I facilitated a workshop last month. At the end, a long-time acquaintance approached me: “So, still talking about the police I see…”
I was quiet.
Late last year, a young neighbor committed suicide.
I was devastated. The scars remain.
Regular readers of this blog know that even before my young neighbor’s suicide, I had spent a lot of time documenting the hostile relationship between black youth in particular and the police. It cannot be helped. The young people who I work with mostly want to talk about their encounters with the police. Back in August, I quoted a young man who I work with:
“You know Ms. K, when I was growing up in the hood, I wasn’t afraid of the bogeyman, I was afraid of the 5.0. In the ghetto, the police are the bogeyman.”
State violence takes a toll on many, many young people of color. So as I struggled to find a way honor the memory of my young neighbor and to support the young people I currently work with, I decided that 2012 would be the year of the police for my organization. So this year, we released a set of resources to help adults talk with young people about policing, violence, and a history of resistance. These included a zine about police violence by my friend Rachel Marie Crane-Williams, an activity guide that I created for educators and youth organizers, an interactive timeline illustrating how rappers have described police violence, and a set of publications about historical moments of policing, violence, and resistance. I am happy to say that we have gotten wonderful feedback from folks across the country who are making use of these tools to engage young people in conversations about the police. I am truly gratified by this.

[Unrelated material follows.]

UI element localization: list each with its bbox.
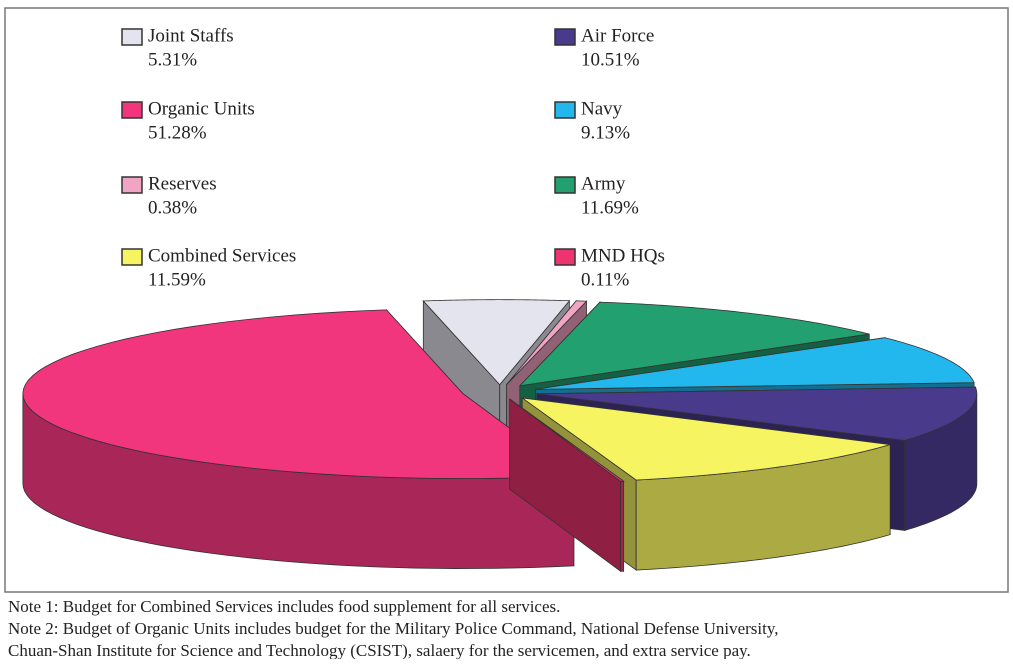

We also launched a participatory action research project titled “Chain Reaction: Alternatives to Calling the Police.” We are in the process of completing the final stage of that project. For Chain Reaction, we collected stories from young people about their encounters with the police. Below, you can listen to Anthony share his experience:
For those who appreciate audio stories, you can listen here.
We are currently hosting “listening sessions” across Chicago to engage community members around these stories. Our goal is to brainstorm alternatives to calling the police as a way to address harm in our neighborhoods. We will be sharing what we learn from these sessions next year.
So I am still talking about the police because the lives of the young people who I love depend upon it… That’s my belated answer to a very stupid question.